There was an altercation with law enforcement when some of the people at the Strandfontein camp tried to break down a fence. Picture: Ashraf Hendricks / GroundUp

The judge says the matter should be postponed to 9 June to allow for a 14-day quarantine period for all legal representatives who may have been exposed to Covid-19.

The court matter between the City of Cape Town and the South African Human Rights Commission (SAHRC) has been postponed after a legal representative of one of the parties tested positive for Covid-19, the Legal Resources Centre (LRC) has said.

The Western Cape High Court was on Wednesday set to hear an application by the city, seeking to prevent human rights monitors from accessing the Strandfontein shelter.

The city was heavily criticised after it hastily erected the controversial Strandfontein shelter for the homeless in Cape Town in line with Disaster Management Act regulations that homeless people be moved to shelters during the lockdown.

It was criticised from several quarters on its layout, restrictions on movement, and not allowing visitors in.

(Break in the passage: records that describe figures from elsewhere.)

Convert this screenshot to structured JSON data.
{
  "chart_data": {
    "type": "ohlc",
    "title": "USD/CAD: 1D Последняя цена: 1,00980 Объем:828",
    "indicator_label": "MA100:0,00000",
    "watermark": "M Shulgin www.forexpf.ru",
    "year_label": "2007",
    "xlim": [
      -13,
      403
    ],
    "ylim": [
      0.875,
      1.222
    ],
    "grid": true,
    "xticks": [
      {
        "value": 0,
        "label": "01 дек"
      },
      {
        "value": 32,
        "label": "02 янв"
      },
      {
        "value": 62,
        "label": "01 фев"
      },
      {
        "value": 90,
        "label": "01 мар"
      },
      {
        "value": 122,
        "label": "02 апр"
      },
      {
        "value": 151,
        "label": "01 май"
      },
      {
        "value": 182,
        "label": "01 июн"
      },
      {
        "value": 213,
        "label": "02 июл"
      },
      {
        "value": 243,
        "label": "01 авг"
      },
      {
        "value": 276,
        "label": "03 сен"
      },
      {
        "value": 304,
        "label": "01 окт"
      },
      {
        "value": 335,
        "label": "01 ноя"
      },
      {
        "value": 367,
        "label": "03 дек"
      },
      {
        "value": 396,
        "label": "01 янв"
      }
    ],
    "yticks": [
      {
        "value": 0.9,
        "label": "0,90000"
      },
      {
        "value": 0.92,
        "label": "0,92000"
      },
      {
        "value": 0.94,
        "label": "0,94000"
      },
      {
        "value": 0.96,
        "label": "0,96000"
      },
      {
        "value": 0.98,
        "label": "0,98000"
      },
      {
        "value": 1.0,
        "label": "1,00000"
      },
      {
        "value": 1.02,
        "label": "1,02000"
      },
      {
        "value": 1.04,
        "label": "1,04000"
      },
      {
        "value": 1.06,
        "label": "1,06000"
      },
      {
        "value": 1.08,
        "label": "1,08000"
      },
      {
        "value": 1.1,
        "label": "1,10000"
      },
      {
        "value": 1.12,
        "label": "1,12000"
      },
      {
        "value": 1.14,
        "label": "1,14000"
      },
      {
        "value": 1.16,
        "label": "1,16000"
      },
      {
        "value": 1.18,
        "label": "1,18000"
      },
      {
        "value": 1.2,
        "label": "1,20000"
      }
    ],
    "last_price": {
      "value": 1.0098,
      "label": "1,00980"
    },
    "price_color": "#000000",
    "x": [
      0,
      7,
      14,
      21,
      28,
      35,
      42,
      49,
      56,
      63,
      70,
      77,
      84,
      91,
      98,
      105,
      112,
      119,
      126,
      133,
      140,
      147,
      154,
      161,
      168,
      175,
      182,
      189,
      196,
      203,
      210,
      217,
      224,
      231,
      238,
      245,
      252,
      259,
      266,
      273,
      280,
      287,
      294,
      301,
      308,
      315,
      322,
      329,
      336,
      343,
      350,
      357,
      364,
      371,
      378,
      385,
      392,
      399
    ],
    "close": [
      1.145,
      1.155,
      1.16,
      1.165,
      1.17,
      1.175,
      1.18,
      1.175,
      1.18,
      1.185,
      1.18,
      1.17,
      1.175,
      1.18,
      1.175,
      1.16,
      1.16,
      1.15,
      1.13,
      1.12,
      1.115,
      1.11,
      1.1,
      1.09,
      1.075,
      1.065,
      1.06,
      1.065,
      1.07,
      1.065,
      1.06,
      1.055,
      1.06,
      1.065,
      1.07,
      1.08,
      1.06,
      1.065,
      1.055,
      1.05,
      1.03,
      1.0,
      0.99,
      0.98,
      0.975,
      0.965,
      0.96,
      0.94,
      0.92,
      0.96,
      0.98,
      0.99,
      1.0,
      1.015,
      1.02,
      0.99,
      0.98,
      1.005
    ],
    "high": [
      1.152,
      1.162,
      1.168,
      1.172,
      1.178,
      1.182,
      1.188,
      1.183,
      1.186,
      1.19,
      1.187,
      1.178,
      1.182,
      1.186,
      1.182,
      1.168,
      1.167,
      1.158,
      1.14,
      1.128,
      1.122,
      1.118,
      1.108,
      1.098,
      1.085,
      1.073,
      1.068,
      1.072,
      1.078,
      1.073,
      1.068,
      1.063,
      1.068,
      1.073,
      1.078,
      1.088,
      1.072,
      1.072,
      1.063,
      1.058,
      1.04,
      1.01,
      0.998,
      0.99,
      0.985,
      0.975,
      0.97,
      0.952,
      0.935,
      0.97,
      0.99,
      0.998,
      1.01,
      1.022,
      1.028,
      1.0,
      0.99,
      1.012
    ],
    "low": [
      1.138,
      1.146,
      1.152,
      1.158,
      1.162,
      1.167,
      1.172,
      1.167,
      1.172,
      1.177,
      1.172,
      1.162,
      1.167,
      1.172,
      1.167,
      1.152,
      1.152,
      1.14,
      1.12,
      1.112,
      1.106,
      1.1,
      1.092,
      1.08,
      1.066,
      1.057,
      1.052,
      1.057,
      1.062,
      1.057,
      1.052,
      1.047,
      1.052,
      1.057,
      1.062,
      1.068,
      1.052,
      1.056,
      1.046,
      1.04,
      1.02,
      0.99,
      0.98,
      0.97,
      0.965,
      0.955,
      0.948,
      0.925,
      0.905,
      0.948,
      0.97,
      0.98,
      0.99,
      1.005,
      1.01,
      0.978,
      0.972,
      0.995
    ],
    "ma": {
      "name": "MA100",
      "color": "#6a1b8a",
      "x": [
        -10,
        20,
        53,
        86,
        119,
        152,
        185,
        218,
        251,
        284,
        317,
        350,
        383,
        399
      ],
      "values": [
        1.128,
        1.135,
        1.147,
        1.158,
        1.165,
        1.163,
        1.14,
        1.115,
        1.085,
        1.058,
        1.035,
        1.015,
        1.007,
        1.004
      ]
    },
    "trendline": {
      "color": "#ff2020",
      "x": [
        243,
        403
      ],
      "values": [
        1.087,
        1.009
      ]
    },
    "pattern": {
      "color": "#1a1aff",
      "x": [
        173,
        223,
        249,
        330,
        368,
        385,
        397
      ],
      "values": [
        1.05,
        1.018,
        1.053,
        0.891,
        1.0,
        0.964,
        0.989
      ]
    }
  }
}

The LRC said Judge Siraj Desai recommended on Wednesday as a precautionary measure that the matter should be postponed to 9 June for a 14-day quarantine period for all legal representatives who may have been exposed to Covid-19.

The legal representative who tested positive for the virus had been present at a hearing before Desai last Friday, the LRC said.

“All parties have agreed to postpone the matter above, with the interim order granted on 14 May 2020 extended until the date of hearing.

“The LRC wishes our colleagues and fellow justice lawyer a speedy recovery.”

https://twitter.com/LRC_SouthAfrica/status/1263054420884979714?s=20

The Centre for Applied Legal Studies (CALS), which has been admitted as a friend of the court, said that in April the SAHRC released a report on the conditions at the shelter, concluding that the camp “is in gross violation of national and international human rights and must be closed down with immediate effect”.

CALS said last Friday the court ordered that select representatives from the SAHRC as well as five monitors, should continue to monitor the shelter.

The City of Cape Town had launched a court application to interdict human rights monitors from accessing the shelter.